The light roar of the crowd announces the arrival of Sarah McLachlan to the stage. Seconds later, she's simulcast larger than life on two parallel jumbo-trons. A white shirt and blond head in the box to our left decides to stand, stretch his legs, prop himself upright against the railing. A merlot-sipping corporate moron makes himself comfortable, completely blocking our view of both the stage and the screens. I take a deep breath as a gaggle of snipping chicks in the box to our right starts a high-voltage conversation about Botox and wrinkle cream.

Claire forces a smile.

I grab Daniel by the knee and give him a Do-Something look.

He waves down an usher and she begins to recite the corporate box manifesto. Corporate patrons are free to stand, free to talk, free to ruin the evening for everyone who came to see and hear, not be seen and heard.
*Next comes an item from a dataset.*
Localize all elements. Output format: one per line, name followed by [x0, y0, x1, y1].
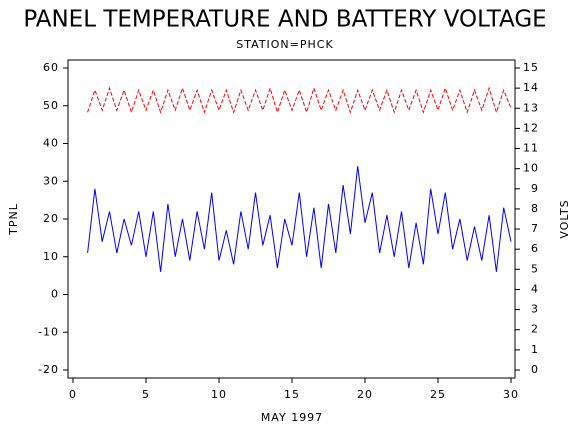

I close my eyes and concentrate. Blood pumps in my ears, thumping out the rhythm of the bass and drums. I say the words I love rock and roll to myself and without even trying, I begin to float out of my body. I'm startled at first, barely remembering the escapist sensation of my childhood. And how many times I'd wished for it since, only to be disappointed that it never came. But here it is. And I'm rising quickly. I open my eyes and look down at my husband and dear cousin Claire. All the family I have left in the world. Three blips of life just below what we used to call the cheap seats.

I relax. Drift. Try to remember it all. But there is not enough time. There never is.

When I look down again, Claire is reaching for my hand. Disembodied, I resist but it is inevitable. My skin prickles with the dread of return.